To prepare marigolds: Pull entire petals from the stem, and as you hold them firmly in your hand, with scissors cut off the white (or pale greenish) "heels," as this could give a bitter taste if not removed.

Each flower chapter—carnation, gardenia, tulip, clover—has several accompanying recipes. And they're not all for making wines or syrups. The marigold party sticks recipe is essentially a classic American cheese twist made extra orange with the power of marigolds (they're so good at that they're sometimes dried and ground to make imitation saffron powder).
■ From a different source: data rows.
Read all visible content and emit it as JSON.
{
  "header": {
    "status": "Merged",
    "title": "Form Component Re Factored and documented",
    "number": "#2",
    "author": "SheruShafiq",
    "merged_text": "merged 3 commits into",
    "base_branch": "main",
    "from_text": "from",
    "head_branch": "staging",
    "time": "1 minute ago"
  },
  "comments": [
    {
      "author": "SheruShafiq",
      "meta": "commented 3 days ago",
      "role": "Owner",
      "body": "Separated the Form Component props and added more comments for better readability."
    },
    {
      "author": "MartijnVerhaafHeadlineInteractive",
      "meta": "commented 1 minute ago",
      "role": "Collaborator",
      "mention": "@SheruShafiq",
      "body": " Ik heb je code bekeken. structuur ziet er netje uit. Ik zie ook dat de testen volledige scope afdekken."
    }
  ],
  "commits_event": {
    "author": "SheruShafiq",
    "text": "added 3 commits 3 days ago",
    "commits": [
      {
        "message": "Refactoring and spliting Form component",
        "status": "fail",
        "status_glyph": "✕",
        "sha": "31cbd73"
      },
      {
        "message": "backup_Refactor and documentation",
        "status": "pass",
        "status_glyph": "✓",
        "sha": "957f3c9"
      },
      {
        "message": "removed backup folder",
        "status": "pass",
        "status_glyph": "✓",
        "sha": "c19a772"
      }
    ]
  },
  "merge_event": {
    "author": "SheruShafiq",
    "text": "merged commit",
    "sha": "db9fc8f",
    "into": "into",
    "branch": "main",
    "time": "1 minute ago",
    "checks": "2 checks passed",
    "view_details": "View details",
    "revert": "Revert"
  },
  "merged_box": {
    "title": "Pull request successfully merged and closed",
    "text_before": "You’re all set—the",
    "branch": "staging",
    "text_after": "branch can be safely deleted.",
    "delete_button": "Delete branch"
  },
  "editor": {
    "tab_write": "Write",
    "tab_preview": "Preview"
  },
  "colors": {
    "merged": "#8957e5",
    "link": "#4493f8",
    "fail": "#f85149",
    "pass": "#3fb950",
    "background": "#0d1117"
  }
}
And while the marigold cheese soup sounded delicious too—one of those old school vegetable soups enriched with dark chicken stock, cream, and sherry—it's just not the right weather for cheese soup, is it?

So I made Smith's marigold cucumbers: cold sliced cucumbers flavored with raw petals in a sharp, simple dressing.

The thin petals didn't bruise, and once the heels were trimmed, they were just the right size to add to the salad. The trimmed marigold tastes much milder than the flower smells, of a lush tropical garden, herbaceous and pleasantly bitter. Truthfully, I'm not sure the neon petals are that much tastier than orchids but the texture is much nicer and at least they're treated like a proper ingredient, not just a cake topper. At least they won't kill you.